Of course, the Bird “model” isn’t the only one talked about. The Spurs and Thunder have been, perhaps, the two most talked about “models” over the last few seasons. But again, I’m not sure there’s truly a “model” there. For the Spurs, the model is built on a timely injury to David Robinson that resulted in the team landing Tim Duncan with the #1 overall pick. And for the Thunder, the model is built on being horrific for four straight years, piling up a ton of really high picks, and being fortunate enough to be on the clock when Kevin Durant was still on the board.

While I might be oversimplifying things a bit, especially given the inordinate amount of smart moves those two franchises have made, there’s no way to ignore the incredible luck both the Spurs and Thunder benefited from. If Robinson hadn’t suffered the only major injury of his entire career, the Spurs wouldn’t have Tim Duncan, and they would almost assuredly still have zero titles. If the Blazers had been scared off by Oden’s knees, then OKC would be in the unfortunate place of having totally wasted the #1 overall pick. Be assured, they would NOT be in the Western Conference Finals.

But since “team building models” are all the rage, let’s play ball and come up with a real one, shall we?

1. Hire Smart People

It’s not hard to recognize that the league’s top teams are almost uniformly run by smart guys. R.C. Buford and Gregg Popovich of the Spurs, Sam Presti of the Thunder, Larry Bird of the Pacers…these are the types of guys that build championship teams. And while luck is certainly a huge factor, it’s no coincidence that the above men win most of their trades, and hit on most of their draft picks. Simply put, they’re smarter than you, and they’re better at their job than you. If you want to build an NBA contender, you absolutely must have one of these guys at the helm. Of course, this is what makes the “retread” strategy so stupid. Why would you hire a person who has a track record of failing? Why wouldn’t you steer away from that person? In a related story, none of the guys I mentioned above have been fired from front office jobs.

2. Get Lucky

Sports fans don’t want to admit this, but luck is a major part of sports. With it, you can claim multiple championships. Without it, you may never sniff a title. This is especially true in the NBA, when you have to get lucky with ping-pong balls to get a good pick, but it also has to happen in the right year. The Spurs weren’t lucky because the ping-pong balls bounced their way, they were lucky because they just happened to suck in the year that produced the greatest PF to ever play the game.

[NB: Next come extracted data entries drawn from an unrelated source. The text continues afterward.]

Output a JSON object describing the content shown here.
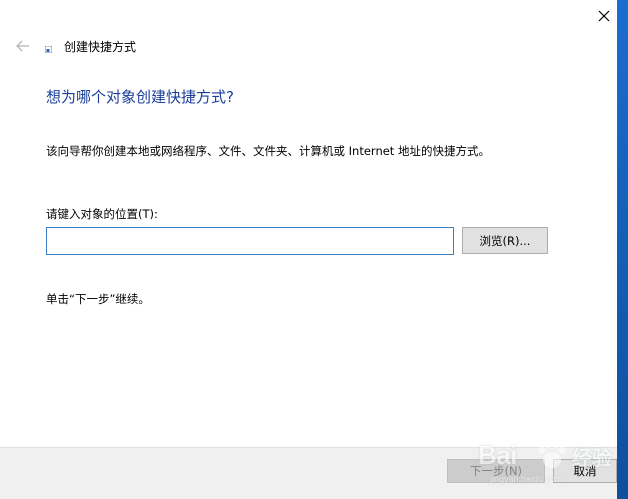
{
  "window": {
    "title": "创建快捷方式",
    "close_icon": "close-icon",
    "back_icon": "back-arrow-icon"
  },
  "main": {
    "heading": "想为哪个对象创建快捷方式?",
    "description": "该向导帮你创建本地或网络程序、文件、文件夹、计算机或 Internet 地址的快捷方式。",
    "location_label": "请键入对象的位置(T):",
    "location_value": "",
    "browse_label": "浏览(R)...",
    "hint": "单击“下一步”继续。"
  },
  "footer": {
    "next_label": "下一步(N)",
    "cancel_label": "取消"
  },
  "watermark": {
    "brand": "Bai",
    "suffix": "经验",
    "domain": "jingyan.baidu.com"
  },
  "colors": {
    "heading": "#1a3e9c",
    "input_border": "#3b7fc4",
    "desktop": "#1b6dd0",
    "footer": "#f0f0f0"
  }
}
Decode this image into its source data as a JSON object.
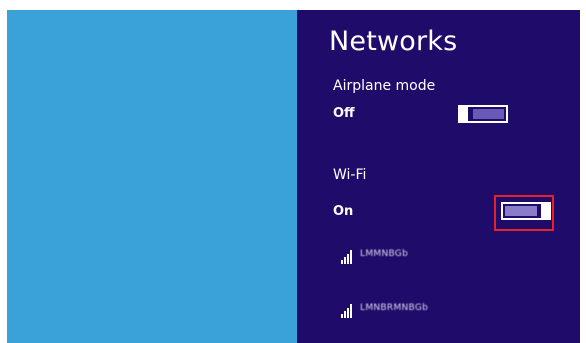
{
  "charm": {
    "title": "Networks",
    "airplane_mode": {
      "label": "Airplane mode",
      "state": "Off",
      "on": false
    },
    "wifi": {
      "label": "Wi-Fi",
      "state": "On",
      "on": true
    },
    "networks": [
      {
        "name": "LMMNBGb",
        "icon": "wifi-signal-icon"
      },
      {
        "name": "LMNBRMNBGb",
        "icon": "wifi-signal-icon"
      }
    ]
  },
  "colors": {
    "desktop": "#3aa1d9",
    "charm_background": "#1f0c6a",
    "highlight": "#e8202a"
  }
}
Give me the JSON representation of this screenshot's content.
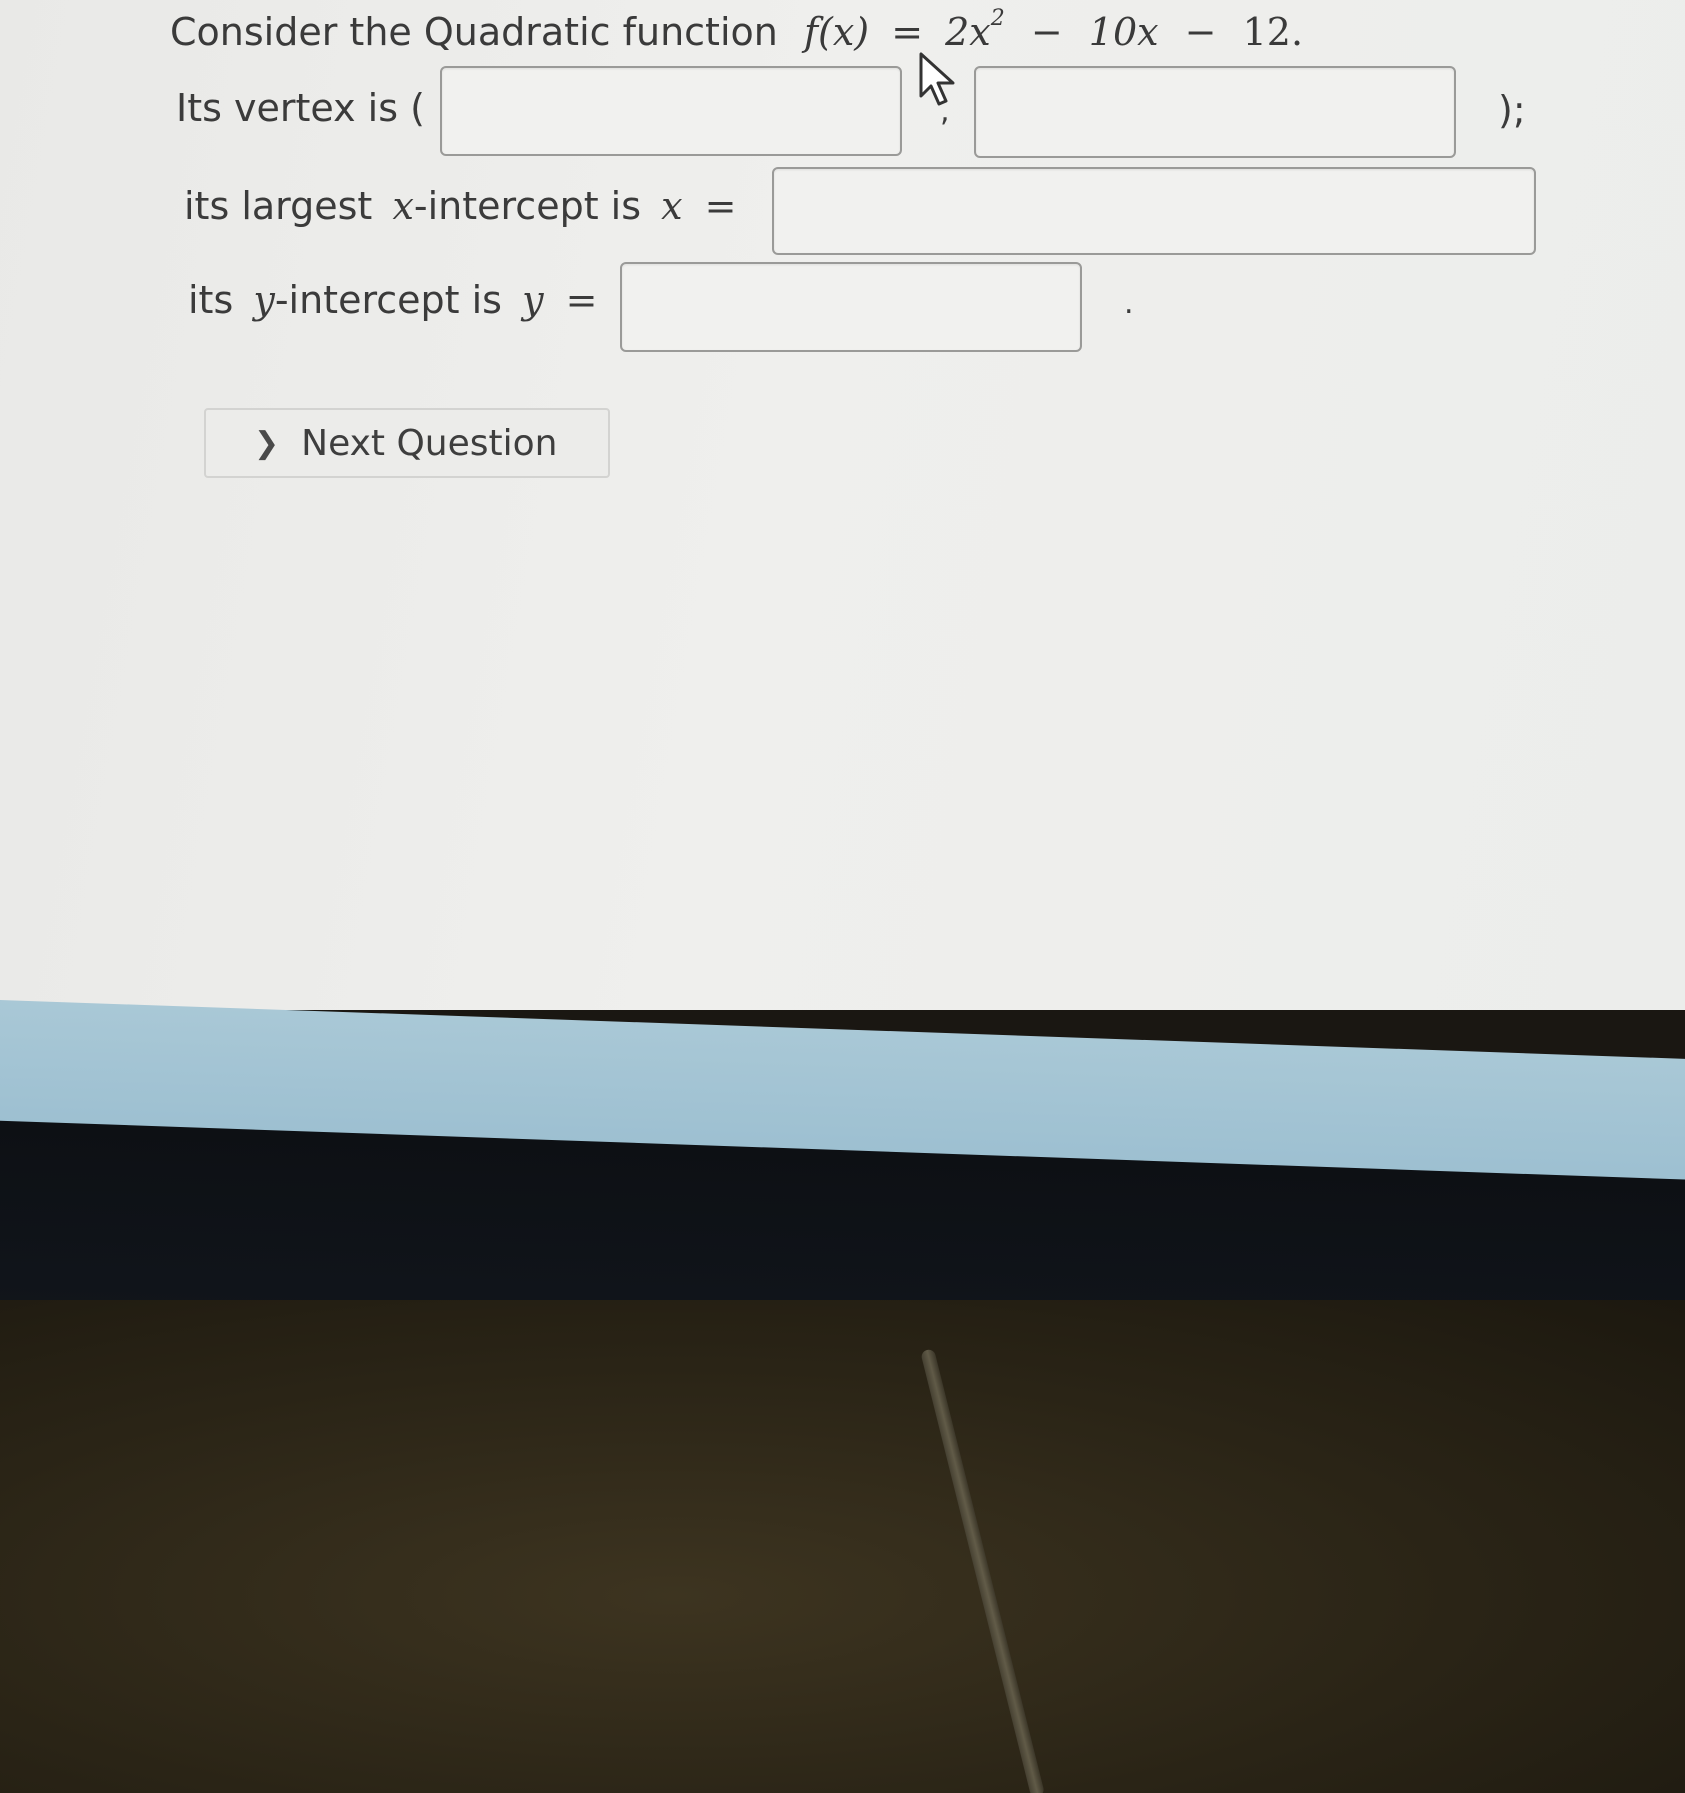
{
  "question": {
    "intro": "Consider the Quadratic function",
    "function_lhs": "f(x)",
    "equals": "=",
    "term1": "2x",
    "exponent": "2",
    "minus1": "−",
    "term2": "10x",
    "minus2": "−",
    "term3": "12."
  },
  "vertex": {
    "prefix": "Its vertex is (",
    "separator": ",",
    "suffix": ");",
    "x_value": "",
    "y_value": ""
  },
  "x_intercept": {
    "prefix_a": "its largest",
    "variable": "x",
    "prefix_b": "-intercept is",
    "rhs_var": "x",
    "equals": "=",
    "value": ""
  },
  "y_intercept": {
    "prefix_a": "its",
    "variable": "y",
    "prefix_b": "-intercept is",
    "rhs_var": "y",
    "equals": "=",
    "value": "",
    "suffix": "."
  },
  "next_button": {
    "label": "Next Question",
    "icon": "chevron-right-icon"
  },
  "colors": {
    "screen_bg": "#ececea",
    "text": "#3b3b3b",
    "input_border": "#9a9a98",
    "taskbar": "#a4c4d4"
  }
}
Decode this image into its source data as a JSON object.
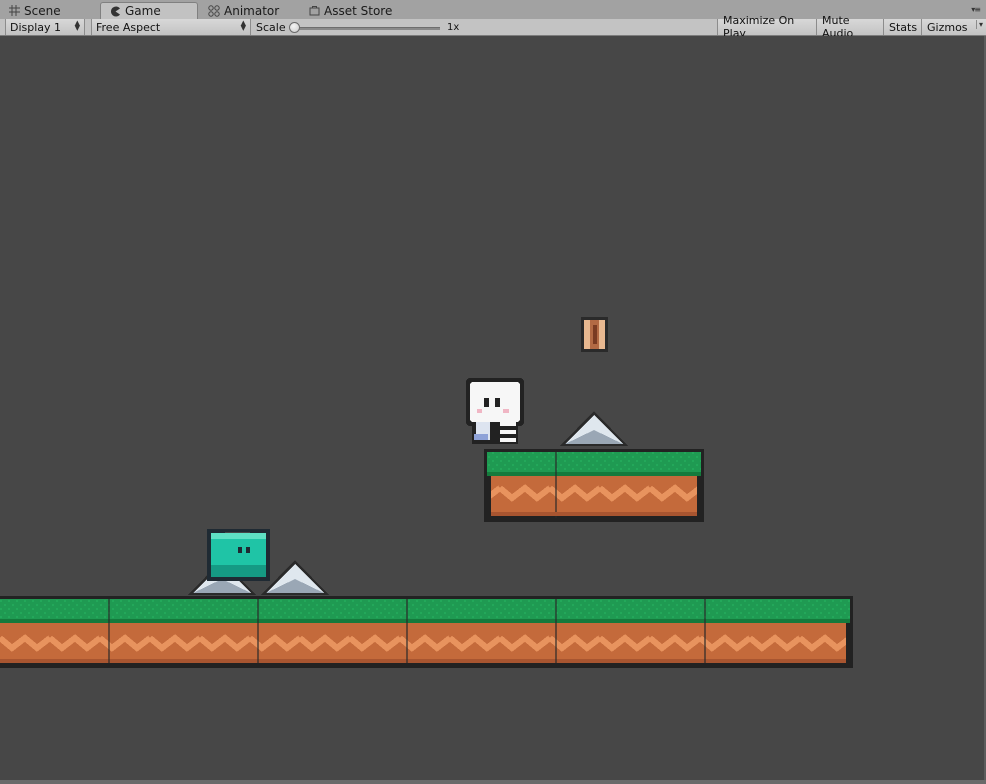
{
  "tabs": [
    {
      "label": "Scene",
      "icon": "grid-icon"
    },
    {
      "label": "Game",
      "icon": "pacman-icon",
      "active": true
    },
    {
      "label": "Animator",
      "icon": "animator-icon"
    },
    {
      "label": "Asset Store",
      "icon": "store-bag-icon"
    }
  ],
  "toolbar": {
    "display": "Display 1",
    "aspect": "Free Aspect",
    "scale_label": "Scale",
    "scale_value": "1x",
    "maximize_on_play": "Maximize On Play",
    "mute_audio": "Mute Audio",
    "stats": "Stats",
    "gizmos": "Gizmos"
  },
  "colors": {
    "editor_bg": "#474747",
    "toolbar_bg": "#c3c3c3",
    "grass": "#1f9a52",
    "dirt": "#c46a3b",
    "enemy": "#1fc4a6"
  }
}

After all, what good is the #1 overall pick if there isn’t a #1 overall type player available? Would the Spurs have won four championships if Andrew Bogut was the big prize? Or Andrea Bargnani?

3. Don’t Overspend on Role Players

If you get lucky and land a Lebron James, you still have to put a team around him. The Cavs grossly overspent on role players, and it eventually cost them their best player. In this instance, the Spurs and Thunder have created a repeatable model in that they showed how valuable payroll flexibility can be. Ironically, this is the stage the Pacers are now at. With many of their young players eligible for extensions in the next year or two, Bird will be faced with the difficult task of deciding who is and who isn’t vital to the team’s long term plans.

And there you have it, a team building model. Make good decisions and hope things go your way. Doesn’t sound like the type of glorified “pathway” the media cracks it up to be, does it? It rarely is. That’s what makes Larry Bird’s work so impressive. There was no roadmap, no formula for building his team. There was  a guy hiring a good coach, making good draft choices, taking advantage of lucky breaks like Danny Granger sliding way too far in the draft, and not spending like a drunken sailor in free agency. Congratulations, Larry Legend. You deserve it.